56. Percikan Pemicu
Marcel tidak yakin, tapi ia merasa ada yang berbeda. Di siang hari itu, ketika seperti biasanya ia pulang sejenak ke unit demi melewati makan siang bersama dengan Elai, ia mendapati bagaimana cewek itu yang tampak murung. Tidak seperti biasanya. Karena jelas, setelah beberapa hari resmi menjadi suami istri, sikap Elai pada dirinya mulai berubah. Sering memeluknya, bergelayut manja, atau melakukan hal lainnya. Namun, berbeda dengan yang terjadi sekarang. Alih-alih menyambut dirinya seperti biasa, Marcel justru mendapati bagaimana wajah Elai yang tampak menekuk lesu.
"Kamu kenapa?"
Pada akhirnya Marcel pun tak mampu menahan rasa penasarannya. Maka setelah mereka menuntaskan makan siang itu, tepat ketika Elai meneguk habis segelas air putihnya, Marcel pun bertanya. Kedua tangan cowok itu naik di atas meja, memasang sikap menunggu untuk jawaban yang ia harapkan akan ia dapatkan. Namun, nihil. Elai tidak memenuhi harapannya. Alih-alih, cewek itu justru menggeleng.
"Aku nggak apa-apa."
Jelas sekali Marcel tau kalau itu bohong. Di lihat dari sudut mana pun, Marcel bisa merasakan bahwa ada yang disembunyikan oleh Elai. Tapi, sungguh! Pelajaran untuk Marcel. Ia tidak ingin mendesak Elai. Berkaca dari pengalaman tempo hari, ia menyadari bahwa menantang emosi Elai adalah satu hal yang teramat berisiko. Dan Marcel tidak ingin mengambil risiko itu. Hanya saja ....
"Kamu keliatan murung."
Marcel mencoba untuk mencari peruntungannya. Siapa tau kali ini Elai akan luluh. Tidak ada salahnya mencoba kan?

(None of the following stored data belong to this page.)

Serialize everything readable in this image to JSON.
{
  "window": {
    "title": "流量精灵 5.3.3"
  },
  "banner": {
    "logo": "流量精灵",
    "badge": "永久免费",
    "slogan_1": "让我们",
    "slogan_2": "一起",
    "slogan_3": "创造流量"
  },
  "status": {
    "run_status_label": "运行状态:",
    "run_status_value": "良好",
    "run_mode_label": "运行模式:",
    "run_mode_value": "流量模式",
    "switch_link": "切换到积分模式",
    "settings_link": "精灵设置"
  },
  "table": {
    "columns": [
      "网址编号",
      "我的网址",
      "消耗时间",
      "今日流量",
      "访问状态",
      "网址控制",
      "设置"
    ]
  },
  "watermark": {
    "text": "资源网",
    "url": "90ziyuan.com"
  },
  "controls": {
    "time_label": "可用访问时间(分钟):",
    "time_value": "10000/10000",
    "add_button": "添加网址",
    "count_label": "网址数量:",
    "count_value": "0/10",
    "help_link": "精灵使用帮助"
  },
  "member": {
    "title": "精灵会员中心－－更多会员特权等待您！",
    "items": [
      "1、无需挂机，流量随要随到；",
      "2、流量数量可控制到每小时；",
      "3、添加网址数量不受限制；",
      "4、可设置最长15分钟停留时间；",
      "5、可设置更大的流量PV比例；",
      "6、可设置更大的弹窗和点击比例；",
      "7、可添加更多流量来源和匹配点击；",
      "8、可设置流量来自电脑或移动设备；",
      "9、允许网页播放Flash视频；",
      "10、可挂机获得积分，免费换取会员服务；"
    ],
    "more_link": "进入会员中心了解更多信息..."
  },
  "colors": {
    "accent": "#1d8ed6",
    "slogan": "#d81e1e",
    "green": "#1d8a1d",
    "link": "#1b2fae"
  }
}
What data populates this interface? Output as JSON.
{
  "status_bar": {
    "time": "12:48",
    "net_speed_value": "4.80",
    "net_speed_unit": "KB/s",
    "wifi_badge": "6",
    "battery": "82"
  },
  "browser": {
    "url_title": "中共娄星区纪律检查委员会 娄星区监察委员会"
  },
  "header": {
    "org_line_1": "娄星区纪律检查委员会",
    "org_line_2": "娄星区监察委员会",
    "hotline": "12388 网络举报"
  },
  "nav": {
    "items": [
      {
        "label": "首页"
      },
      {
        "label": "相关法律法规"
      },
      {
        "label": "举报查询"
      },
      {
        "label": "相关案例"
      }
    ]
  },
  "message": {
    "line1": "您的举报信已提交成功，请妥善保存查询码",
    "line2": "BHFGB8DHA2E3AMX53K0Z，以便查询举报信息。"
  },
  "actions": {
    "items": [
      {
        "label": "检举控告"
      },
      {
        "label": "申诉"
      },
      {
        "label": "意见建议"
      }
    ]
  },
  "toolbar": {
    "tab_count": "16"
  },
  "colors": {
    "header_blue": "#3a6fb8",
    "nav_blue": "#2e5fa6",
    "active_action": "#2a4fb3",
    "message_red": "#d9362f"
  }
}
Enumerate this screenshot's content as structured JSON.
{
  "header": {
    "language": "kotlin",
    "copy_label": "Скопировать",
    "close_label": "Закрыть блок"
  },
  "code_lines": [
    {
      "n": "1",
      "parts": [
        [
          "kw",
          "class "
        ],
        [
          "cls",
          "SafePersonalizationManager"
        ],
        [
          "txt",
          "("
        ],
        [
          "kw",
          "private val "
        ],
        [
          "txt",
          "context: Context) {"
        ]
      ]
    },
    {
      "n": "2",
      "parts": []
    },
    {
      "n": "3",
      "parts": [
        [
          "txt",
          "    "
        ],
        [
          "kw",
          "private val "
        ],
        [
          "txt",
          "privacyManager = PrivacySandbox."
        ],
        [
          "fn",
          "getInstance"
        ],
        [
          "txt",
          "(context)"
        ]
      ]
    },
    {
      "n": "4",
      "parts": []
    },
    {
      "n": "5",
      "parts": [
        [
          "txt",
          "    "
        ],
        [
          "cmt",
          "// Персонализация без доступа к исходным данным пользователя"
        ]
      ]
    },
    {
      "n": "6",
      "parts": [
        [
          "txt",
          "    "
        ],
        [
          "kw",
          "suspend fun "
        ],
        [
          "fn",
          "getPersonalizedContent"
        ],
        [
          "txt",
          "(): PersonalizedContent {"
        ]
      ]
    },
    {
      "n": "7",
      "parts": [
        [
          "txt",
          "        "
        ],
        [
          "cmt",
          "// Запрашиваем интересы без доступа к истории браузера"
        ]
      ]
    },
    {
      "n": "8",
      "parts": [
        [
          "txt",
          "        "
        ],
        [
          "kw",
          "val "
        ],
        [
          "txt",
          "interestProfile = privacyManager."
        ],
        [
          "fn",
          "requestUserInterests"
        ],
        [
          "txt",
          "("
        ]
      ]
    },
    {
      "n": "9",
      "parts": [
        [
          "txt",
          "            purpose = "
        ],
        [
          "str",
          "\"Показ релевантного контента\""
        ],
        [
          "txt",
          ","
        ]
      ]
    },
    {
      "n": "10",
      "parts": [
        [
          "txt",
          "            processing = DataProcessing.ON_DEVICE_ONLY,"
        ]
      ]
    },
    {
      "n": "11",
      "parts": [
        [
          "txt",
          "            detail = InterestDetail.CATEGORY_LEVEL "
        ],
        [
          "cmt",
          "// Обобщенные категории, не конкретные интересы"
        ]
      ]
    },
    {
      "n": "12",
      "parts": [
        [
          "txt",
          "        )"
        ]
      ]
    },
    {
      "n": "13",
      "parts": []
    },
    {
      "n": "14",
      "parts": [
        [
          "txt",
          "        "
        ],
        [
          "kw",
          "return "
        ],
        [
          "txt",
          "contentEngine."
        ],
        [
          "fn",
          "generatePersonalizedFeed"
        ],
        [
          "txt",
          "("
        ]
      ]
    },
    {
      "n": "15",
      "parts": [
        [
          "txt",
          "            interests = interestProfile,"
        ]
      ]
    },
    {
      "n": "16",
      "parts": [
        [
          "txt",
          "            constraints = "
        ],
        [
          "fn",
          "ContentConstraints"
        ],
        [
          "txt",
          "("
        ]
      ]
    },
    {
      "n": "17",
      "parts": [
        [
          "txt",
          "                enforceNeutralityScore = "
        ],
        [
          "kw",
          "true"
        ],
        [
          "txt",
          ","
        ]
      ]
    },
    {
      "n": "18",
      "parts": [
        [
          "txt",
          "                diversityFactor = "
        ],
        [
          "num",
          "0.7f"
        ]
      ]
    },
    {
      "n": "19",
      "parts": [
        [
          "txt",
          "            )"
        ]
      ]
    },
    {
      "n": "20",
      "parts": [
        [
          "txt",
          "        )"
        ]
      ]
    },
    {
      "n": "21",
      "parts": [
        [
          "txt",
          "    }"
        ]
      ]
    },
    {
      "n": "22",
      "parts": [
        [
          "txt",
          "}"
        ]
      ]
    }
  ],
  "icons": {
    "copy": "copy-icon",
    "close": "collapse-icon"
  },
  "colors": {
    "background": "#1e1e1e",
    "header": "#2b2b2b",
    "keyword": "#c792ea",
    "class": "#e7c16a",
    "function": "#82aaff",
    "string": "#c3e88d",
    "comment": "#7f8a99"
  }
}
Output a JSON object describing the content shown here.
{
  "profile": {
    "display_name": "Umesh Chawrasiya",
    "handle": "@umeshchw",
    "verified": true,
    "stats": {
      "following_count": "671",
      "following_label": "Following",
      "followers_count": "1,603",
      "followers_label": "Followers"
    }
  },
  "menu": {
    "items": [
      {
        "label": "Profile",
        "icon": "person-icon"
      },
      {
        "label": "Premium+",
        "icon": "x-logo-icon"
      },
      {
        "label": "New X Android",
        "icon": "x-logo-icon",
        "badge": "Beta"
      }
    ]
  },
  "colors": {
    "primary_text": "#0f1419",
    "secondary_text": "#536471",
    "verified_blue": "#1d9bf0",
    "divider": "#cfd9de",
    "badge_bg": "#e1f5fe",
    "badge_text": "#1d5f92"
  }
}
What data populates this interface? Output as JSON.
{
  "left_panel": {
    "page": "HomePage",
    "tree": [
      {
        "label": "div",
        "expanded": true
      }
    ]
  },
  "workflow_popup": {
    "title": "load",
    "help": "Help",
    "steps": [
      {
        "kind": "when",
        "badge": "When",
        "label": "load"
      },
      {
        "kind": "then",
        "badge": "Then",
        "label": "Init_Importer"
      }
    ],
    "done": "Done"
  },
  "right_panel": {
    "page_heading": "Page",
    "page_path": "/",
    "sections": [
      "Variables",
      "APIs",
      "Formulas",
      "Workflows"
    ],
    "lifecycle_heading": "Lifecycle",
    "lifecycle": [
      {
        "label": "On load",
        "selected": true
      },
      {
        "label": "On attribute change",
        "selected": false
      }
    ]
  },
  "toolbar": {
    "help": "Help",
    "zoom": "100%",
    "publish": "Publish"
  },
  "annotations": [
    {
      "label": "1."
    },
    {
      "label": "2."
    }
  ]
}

"Kamu kenapa?" tanya Marcel lagi. "Lagi suntuk? Bosan di sini? Atau kamu mau liburan lagi?"
Untuk pertanyaan yang bertubi-tubi datang padanya, Elai hanya mengembuskan napas panjang. Seraya menaruh kembali gelasnya yang telah kosong, ia tampak mengerjapkan matanya sekali. Tanpa menatap pada Marcel, ia berkata.
"Nggak kok. Aku cuma lagi malas ngapa-ngapain aja."
Dahi Marcel berkerut. Jelas semakin bingung.
Elai?
Cewek yang biasanya sanggup mengelilingi mall sepuluh kali sehari mendadak malas ngapa-ngapain?
Ehm .... Jujur saja, itu membuat Marcel segera memindahkan mode penasarannya ke mode waspada. Ada sesuatu yang sedang terjadi pada istrinya.
Untuk beberapa saat, Marcel membiarkan waktu berlalu dengan keheningan. Sebelum pada akhirnya ia mendehem. Memasang ekspresi biasa-biasa saja seperti tengah berpikir.
"Akhir bulan ini ada libur panjang. Kamu mau nggak kalau kita liburan ke mana gitu. Kamu mau ke mana? Ada tempat yang mau kamu kunjungi?"
Lagi-lagi, Elai mengembuskan napas panjangnya. Ia memberikan gelengan singkat sebagai jawabannya. Dan ketika Marcel masih ingin berusaha mencairkan suasana, ia justru mendapati istrinya yang langsung bangkit dari kursi.
"Udah ya, Cel. Aku mau ke kamar aja. Aku ngantuk."
Elai langsung beranjak. Tak memedulikan tanggapan Marcel, ia memutuskan untuk segera menuju ke kamarnya. Namun, ketika kakinya baru bergerak sebanyak tiga langkah, ia mendengar suara kaki kursi yang bergesekan dengan lantai. Lalu diikuti oleh derap langkah yang cepat. Hingga hanya butuh waktu dalam hitungan detik saja, Elai merasakan satu cekalan di siku tangannya.
Marcel memutar tubuh Elai. Melakukannya dengan ketegasan yang tak mampu ditolak oleh cewek itu. Dan ketika matanya beradu dengan mata suaminya itu, satu tangan Marcel yang lainnya sudah naik. Membelai sisi wajahnya.
"Kalau gitu, kamu istirahat aja. Ntar kalau bisa, aku bakal balik cepat."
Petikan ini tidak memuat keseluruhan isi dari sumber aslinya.